My Magic d'Eric Khoo - 2008
Be With me était un "Khoo de maître", selon mon camarade ; My Magic en est un dans l'eau. Et dans l'eau des larmes, puisqu'on a droit ici à un mélodrame franchement sirupeux, à base des ingrédients incontournables : petit n'enfant aux grands yeux, méchants grimaçants et héros à la beauté intérieure. Le personnage principal est un alcoolo obèse affublé d'un fils qu'il ne comprend pas, voilà pour la partie "enfance brisée" ; il va tenter de relancer sa carrière de fakir pour pouvoir payer l'école de son fils, voilà pour la partie "sacrifice paternel" ; mais il se heurte à la brutalité du monde moderne, partie adversités et noirceur humaine ; mais retrouve la fierté dans le regard du bambin, partie violons.
C'est vrai que Khoo décrit un univers qu'on a peu l'habitude de voir au cinéma, et qu'il le fait avec une frontalité assez troublante dans un film pour enfants : les numéros de magie du héros sont visiblement réalisés sans trucages, en gros plans, et on le voit ainsi se percer la langue avec un clou, se rouler sur des tessons de bouteille ou manger une ampoule dans la durée. Ca donne à ces séquences un aspect gentiment vénéneux qui fait son effet, tout comme cette longue séquence spectaculaire de torture. Le magicien va pratiquement jusqu'au bout de sa résistance physique, et le film plonge assez subtilement dans le glauque, sans qu'on y prenne vraiment garde. Le fait d'avoir utilisé un vrai fakir pour interpréter le rôle donne à l'ensemble un aspect documentaire finalement effrayant, accentué par une image assez cradouille, qui n'essaye pas (dans la partie "dure" en tout cas) de nous éblouir.

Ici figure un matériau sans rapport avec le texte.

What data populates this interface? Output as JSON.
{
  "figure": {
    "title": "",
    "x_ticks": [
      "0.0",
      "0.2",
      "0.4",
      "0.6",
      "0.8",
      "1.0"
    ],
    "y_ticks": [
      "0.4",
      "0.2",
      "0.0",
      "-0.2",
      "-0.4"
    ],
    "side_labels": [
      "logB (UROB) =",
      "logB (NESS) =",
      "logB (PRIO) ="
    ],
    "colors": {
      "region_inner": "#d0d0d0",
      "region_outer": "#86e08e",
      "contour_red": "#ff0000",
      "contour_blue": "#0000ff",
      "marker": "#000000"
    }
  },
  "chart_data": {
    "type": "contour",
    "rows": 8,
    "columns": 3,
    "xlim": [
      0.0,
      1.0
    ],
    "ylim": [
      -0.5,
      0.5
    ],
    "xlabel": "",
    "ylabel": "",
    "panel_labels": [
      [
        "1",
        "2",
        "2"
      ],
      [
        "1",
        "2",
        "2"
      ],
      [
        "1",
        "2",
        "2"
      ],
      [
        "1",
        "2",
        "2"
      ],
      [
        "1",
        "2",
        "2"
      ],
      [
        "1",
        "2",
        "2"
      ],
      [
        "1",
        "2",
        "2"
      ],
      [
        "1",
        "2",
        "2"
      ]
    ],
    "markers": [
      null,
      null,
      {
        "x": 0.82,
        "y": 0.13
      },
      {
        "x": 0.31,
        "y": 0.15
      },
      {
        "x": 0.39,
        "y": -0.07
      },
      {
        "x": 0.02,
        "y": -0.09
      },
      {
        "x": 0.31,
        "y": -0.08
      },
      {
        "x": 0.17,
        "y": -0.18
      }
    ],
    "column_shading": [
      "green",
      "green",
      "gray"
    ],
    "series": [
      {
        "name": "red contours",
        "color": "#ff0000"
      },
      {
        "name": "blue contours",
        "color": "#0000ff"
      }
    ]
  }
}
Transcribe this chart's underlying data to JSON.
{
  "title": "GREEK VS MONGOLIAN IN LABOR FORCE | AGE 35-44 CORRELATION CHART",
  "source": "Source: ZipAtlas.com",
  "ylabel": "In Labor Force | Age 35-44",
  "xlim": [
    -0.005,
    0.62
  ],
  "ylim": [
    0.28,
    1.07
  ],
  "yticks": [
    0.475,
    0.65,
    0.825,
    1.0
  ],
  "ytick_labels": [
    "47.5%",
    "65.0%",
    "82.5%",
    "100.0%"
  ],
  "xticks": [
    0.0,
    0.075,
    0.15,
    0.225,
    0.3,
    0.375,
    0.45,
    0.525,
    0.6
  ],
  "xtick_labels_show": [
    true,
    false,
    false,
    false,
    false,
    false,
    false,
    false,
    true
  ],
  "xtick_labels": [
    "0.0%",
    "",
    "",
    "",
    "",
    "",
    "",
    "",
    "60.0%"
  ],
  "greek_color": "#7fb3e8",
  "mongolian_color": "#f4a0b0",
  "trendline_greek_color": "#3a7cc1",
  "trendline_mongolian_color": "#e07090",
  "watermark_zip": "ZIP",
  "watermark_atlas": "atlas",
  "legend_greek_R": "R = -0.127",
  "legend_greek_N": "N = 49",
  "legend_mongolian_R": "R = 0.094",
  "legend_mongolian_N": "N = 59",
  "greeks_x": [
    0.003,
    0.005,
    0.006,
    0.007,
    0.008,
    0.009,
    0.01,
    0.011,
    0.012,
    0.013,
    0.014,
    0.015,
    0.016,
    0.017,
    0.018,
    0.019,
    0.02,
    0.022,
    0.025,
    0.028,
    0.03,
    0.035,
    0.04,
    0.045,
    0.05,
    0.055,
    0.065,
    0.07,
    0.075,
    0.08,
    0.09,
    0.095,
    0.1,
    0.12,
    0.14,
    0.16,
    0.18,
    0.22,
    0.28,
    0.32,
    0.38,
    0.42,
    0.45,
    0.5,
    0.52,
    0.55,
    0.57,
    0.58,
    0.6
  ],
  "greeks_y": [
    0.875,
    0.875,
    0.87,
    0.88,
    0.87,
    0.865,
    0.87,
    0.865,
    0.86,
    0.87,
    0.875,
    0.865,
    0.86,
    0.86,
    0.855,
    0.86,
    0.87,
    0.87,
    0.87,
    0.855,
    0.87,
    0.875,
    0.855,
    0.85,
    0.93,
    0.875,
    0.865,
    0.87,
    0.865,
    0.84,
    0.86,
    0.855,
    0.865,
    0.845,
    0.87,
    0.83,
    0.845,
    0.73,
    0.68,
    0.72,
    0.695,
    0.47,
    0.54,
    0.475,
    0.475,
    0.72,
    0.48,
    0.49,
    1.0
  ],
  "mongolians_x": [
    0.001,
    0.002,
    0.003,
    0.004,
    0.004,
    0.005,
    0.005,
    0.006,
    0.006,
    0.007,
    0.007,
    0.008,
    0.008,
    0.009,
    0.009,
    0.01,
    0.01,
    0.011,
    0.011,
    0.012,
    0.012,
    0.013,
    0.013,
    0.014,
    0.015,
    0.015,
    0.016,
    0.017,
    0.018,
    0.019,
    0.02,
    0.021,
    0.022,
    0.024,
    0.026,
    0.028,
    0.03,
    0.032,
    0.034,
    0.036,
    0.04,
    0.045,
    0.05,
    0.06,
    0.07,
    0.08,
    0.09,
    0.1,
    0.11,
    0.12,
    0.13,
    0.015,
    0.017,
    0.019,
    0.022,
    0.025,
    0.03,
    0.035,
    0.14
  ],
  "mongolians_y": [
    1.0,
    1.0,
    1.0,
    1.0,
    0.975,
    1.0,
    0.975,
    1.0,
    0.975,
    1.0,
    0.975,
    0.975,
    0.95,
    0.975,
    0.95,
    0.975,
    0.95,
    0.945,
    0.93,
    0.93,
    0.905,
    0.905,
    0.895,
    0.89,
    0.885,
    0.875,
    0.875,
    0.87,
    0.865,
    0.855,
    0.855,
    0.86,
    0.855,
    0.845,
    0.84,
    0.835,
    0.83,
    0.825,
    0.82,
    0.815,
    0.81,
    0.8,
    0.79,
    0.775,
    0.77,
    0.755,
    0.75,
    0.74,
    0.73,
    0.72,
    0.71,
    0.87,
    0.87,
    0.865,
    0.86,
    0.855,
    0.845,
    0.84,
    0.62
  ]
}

Mais malgré ce louable effort formel, Khoo n'arrive pas à éviter un côté Cinema Paradiso très soûlant. Les rapports entre l'enfant et son père, la découverte fascinée par le premier des qualités morales du second, le flash-back minable de la fin, la façon dont Khoo tient à instiller du merveilleux dans son histoire, tout cela est convenu et très niais. On soupire d'ennui devant ces gros plans sur les grands yeux écarquillés du bambin et devant cette histoire qui nous entraîne au bout du bout du mièvre et du mélodrame crétin. Plutôt que d'explorer la voie de la laideur et de l'inconfort qu'il semblait avoir mis en place, Khoo perd courage et nous sert un énième film de Noël joliet et frileux. Le sang est effacé par la jolie musique, et toute l'audace du sujet perdue dans les convenances du sentimentalisme. Au final, c'est creux et très attendu.